Reputation: 3339
EDIT: I think, from my discussion below with @joran , that @joran helped me figure out how dist
is altering the distance value (it appears to be scaling the sum of the squares of the coordinates by the value [total dimensions]/[non-missing dimensions], but that is just a guess). What I'd like to know, if anyone does know, are: is that what is really going on? If so, why is that considered a reasonable thing to do? Can there, or should there be options to dist
to compute it the way I proposed (that question might be to vague or of an opinionated nature to answer, though).
I was wondering how the dist
function actually works on vectors that have missing values. Below is a recreated example. I use the dist
function and a more fundamental implementation of what I believe should be the definition of Euclidian distance with sqrt, sum, and powers. I also expected that if a component of either vector was NA
, that that dimension would just be thrown out of the sum, which is how I implemented it. But you can see that that definition doesn't agree with dist
.
I will be using my basic implementation to handle the NA
values, but I was wondering how dist
is actually arriving at a value when vectors have NA
, and why it doesn't agree with how I calculate it below. I would think that my basic implementation should be the default/common one, and I can't figure out what alternate method dist
is using to get what it is getting.
Thanks, Matt
v1 <- c(1,1,1)
v2 <- c(1,2,3)
v3 <- c(1,NA,3)
# Agree on vectors with non-missing components
# --------------------------------------------
dist(rbind(v1, v2))
# v1
# v2 2.236068
sqrt(sum((v1 - v2)^2, na.rm=TRUE))
# [1] 2.236068
# But they don't agree when there is a missing component
# Under what logic does sqrt(6) make sense as the answer for dist?
# --------------------------------------------
dist(rbind(v1, v3))
# v1
# v3 2.44949
sqrt(sum((v1 - v3)^2, na.rm=TRUE))
# [1] 2
Upvotes: 6
Views: 2739
Reputation: 89097
Yes, the scaling happens exactly like you described. Maybe this is a better example:
set.seed(123)
v1 <- sample(c(1:3, NA), 100, TRUE)
v2 <- sample(c(1:3, NA), 100, TRUE)
dist(rbind(v1, v2))
# v1
# v2 12.24745
na.idx <- is.na(v1) | is.na(v2)
v1a <- v1[!na.idx]
v2a <- v2[!na.idx]
sqrt(sum((v1a - v2a)^2) * length(v1) / length(v1a))
# [1] 12.24745
The scaling makes sense to me.
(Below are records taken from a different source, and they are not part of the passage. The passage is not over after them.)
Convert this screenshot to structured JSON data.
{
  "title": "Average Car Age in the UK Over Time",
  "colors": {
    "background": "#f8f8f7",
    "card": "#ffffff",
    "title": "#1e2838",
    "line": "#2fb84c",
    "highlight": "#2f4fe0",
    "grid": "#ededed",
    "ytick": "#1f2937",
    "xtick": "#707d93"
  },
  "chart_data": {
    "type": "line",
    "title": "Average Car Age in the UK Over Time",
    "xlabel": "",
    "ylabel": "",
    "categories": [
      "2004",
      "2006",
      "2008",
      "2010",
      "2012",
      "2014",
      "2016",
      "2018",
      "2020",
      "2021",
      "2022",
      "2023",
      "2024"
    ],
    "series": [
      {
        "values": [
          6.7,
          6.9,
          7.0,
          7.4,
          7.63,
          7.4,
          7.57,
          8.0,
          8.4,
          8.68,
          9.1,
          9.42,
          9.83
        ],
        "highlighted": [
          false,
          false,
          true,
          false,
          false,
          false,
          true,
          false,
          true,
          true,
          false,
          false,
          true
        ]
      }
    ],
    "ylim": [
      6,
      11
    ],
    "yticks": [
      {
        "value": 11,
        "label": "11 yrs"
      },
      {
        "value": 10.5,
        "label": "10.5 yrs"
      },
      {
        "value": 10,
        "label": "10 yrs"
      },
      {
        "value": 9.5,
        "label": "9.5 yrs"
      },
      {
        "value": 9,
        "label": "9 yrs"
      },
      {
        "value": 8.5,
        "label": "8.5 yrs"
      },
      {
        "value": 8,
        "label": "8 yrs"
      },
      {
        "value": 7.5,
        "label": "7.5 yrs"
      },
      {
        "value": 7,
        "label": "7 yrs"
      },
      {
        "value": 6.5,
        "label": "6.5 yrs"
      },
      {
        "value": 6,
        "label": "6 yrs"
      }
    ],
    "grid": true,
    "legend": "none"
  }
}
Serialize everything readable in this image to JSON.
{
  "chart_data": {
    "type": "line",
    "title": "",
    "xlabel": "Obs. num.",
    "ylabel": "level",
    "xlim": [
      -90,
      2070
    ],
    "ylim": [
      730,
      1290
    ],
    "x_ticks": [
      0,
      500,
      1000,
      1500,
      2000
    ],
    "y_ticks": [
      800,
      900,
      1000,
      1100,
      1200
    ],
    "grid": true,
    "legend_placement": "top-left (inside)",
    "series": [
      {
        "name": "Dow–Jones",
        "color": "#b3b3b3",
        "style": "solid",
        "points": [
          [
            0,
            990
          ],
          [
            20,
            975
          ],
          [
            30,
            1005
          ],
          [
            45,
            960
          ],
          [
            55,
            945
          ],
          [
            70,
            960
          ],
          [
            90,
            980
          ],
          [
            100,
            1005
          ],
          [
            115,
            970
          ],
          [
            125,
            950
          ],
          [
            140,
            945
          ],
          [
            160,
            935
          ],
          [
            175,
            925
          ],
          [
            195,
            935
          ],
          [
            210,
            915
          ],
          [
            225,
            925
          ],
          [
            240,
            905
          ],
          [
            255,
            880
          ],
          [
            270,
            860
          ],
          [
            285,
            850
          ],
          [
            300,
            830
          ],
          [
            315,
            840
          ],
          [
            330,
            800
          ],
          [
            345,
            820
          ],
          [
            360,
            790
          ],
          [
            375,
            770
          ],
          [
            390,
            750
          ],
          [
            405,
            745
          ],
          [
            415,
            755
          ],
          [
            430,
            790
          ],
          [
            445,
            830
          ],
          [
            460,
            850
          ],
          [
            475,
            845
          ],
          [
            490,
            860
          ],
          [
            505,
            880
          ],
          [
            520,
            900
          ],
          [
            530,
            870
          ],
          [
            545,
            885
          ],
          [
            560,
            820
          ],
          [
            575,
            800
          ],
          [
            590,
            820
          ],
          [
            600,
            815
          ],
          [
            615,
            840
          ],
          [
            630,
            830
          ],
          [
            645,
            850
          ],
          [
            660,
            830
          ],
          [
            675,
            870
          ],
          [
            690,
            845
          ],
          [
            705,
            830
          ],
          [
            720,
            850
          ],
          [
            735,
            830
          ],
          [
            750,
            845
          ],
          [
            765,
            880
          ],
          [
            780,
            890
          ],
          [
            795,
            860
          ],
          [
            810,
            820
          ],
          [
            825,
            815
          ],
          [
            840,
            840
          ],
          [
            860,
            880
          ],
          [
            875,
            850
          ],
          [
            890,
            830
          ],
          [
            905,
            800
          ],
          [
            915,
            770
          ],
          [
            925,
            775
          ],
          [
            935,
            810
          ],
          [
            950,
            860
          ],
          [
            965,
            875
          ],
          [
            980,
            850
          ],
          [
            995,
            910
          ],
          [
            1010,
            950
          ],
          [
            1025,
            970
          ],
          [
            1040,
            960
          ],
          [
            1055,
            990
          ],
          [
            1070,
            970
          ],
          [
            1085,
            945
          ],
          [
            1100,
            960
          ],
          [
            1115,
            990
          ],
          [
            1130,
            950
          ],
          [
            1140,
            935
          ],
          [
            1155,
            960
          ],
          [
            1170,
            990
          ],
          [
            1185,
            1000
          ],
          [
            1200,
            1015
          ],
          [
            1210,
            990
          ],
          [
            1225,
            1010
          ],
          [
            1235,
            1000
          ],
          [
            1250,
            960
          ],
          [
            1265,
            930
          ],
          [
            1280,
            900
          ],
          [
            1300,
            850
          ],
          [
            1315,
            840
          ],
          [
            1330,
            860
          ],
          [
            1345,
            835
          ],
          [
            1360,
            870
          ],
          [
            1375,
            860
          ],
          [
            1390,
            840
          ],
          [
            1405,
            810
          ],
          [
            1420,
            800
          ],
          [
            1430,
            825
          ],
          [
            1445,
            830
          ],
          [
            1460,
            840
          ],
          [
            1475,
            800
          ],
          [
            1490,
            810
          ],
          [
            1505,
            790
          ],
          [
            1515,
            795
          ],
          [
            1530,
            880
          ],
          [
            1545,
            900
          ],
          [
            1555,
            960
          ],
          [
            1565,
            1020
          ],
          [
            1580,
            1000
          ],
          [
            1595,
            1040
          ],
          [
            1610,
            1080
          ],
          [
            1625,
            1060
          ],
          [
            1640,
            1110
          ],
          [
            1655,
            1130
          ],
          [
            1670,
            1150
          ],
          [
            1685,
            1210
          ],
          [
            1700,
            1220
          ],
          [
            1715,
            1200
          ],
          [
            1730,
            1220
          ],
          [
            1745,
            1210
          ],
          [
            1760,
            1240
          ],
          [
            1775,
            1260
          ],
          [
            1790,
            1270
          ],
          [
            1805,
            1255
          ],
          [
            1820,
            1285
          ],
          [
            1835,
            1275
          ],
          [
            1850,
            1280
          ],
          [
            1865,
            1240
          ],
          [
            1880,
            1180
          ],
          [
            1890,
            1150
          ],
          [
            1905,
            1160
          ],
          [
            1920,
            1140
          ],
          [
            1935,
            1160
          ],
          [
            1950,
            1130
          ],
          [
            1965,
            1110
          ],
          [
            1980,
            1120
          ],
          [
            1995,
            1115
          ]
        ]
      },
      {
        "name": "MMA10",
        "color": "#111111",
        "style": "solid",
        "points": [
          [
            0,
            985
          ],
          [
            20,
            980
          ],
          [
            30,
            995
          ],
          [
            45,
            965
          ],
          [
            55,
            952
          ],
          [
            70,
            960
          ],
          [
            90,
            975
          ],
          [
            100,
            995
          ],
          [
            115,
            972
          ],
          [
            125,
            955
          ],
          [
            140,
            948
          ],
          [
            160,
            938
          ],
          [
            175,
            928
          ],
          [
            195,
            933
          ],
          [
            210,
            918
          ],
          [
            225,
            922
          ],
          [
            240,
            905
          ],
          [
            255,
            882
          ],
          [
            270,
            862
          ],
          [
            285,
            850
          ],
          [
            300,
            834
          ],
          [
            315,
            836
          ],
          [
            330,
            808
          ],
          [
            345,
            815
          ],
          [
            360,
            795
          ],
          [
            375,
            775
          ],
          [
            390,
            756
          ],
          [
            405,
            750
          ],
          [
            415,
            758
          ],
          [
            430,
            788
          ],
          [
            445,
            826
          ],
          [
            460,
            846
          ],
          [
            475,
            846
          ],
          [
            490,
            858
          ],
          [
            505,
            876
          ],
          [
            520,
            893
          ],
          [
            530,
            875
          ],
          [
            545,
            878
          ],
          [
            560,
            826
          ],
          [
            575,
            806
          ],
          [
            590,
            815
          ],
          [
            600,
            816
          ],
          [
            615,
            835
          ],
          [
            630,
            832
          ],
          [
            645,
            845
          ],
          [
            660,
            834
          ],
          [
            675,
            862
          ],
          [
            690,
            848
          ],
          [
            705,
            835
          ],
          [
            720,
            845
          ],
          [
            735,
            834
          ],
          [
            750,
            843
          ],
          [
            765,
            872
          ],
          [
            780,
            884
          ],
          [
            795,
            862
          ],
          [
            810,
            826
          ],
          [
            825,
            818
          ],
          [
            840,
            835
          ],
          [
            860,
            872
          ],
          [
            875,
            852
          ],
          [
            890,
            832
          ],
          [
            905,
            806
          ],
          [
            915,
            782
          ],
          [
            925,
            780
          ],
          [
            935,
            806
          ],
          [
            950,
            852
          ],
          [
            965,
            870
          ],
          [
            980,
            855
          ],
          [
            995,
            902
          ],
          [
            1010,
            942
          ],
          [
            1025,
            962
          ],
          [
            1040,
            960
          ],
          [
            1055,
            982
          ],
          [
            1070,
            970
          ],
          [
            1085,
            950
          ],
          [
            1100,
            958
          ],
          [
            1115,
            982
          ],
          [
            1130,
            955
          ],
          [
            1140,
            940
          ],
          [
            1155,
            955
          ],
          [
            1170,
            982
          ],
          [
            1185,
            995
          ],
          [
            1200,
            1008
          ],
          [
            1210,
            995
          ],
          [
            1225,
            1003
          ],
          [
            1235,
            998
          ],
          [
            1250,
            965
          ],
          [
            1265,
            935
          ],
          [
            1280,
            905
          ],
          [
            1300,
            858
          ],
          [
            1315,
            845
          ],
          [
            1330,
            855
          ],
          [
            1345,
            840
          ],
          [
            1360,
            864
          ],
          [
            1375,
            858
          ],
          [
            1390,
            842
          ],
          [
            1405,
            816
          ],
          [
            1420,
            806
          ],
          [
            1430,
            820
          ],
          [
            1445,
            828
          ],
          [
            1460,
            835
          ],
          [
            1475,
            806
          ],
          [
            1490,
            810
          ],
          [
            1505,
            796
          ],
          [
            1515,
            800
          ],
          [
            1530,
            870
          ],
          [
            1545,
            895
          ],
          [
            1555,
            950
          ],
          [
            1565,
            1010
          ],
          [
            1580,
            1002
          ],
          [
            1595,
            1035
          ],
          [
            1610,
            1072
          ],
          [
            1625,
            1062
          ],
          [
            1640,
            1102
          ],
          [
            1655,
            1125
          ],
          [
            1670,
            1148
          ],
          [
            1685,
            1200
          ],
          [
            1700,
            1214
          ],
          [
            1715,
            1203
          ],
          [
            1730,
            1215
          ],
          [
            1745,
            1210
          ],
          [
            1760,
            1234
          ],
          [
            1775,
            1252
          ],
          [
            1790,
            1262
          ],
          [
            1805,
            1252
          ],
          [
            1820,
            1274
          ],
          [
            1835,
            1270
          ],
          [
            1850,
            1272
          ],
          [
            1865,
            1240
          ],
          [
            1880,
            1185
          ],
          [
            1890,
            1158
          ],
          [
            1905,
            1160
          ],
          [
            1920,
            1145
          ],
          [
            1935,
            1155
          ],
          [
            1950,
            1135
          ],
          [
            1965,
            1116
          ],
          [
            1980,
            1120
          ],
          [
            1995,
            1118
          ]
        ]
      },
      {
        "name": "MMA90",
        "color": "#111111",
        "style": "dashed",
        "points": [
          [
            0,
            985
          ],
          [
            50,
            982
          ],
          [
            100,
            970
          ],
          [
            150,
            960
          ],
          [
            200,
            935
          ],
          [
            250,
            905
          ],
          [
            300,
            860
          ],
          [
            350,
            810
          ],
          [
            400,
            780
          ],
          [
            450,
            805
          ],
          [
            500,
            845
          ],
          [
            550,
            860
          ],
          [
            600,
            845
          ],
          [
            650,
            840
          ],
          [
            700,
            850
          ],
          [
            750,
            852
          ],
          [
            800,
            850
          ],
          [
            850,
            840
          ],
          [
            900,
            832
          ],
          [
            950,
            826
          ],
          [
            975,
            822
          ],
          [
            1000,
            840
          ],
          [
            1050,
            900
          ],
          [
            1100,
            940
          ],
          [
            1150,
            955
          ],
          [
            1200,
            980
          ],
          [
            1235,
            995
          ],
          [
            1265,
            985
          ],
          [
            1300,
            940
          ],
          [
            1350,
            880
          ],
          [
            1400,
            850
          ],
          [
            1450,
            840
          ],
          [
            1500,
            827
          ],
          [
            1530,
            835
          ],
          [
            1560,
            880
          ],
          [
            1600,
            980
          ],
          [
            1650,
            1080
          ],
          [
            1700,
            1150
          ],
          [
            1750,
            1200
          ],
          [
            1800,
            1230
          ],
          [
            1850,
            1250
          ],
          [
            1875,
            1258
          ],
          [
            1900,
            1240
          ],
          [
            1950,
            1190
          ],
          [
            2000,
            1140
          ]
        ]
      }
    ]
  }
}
All things being equal, the distance increases as the number of dimensions increases. If somewhere you have a NA
for dimension i
, a reasonable guess for the contribution of dimension i
to the squared sum is the mean contribution of all other dimensions. Hence the linear up-scaling.
While you are suggesting that when you find a NA
for dimension i
, that dimension should not contribute to the squared sum. It is like assuming that v1[i] == v2[i]
which is totally different.
To summarize dist
is doing some type of maximum-likelihood estimation, while your suggestion is more like a worst (or best) case scenario.
Upvotes: 10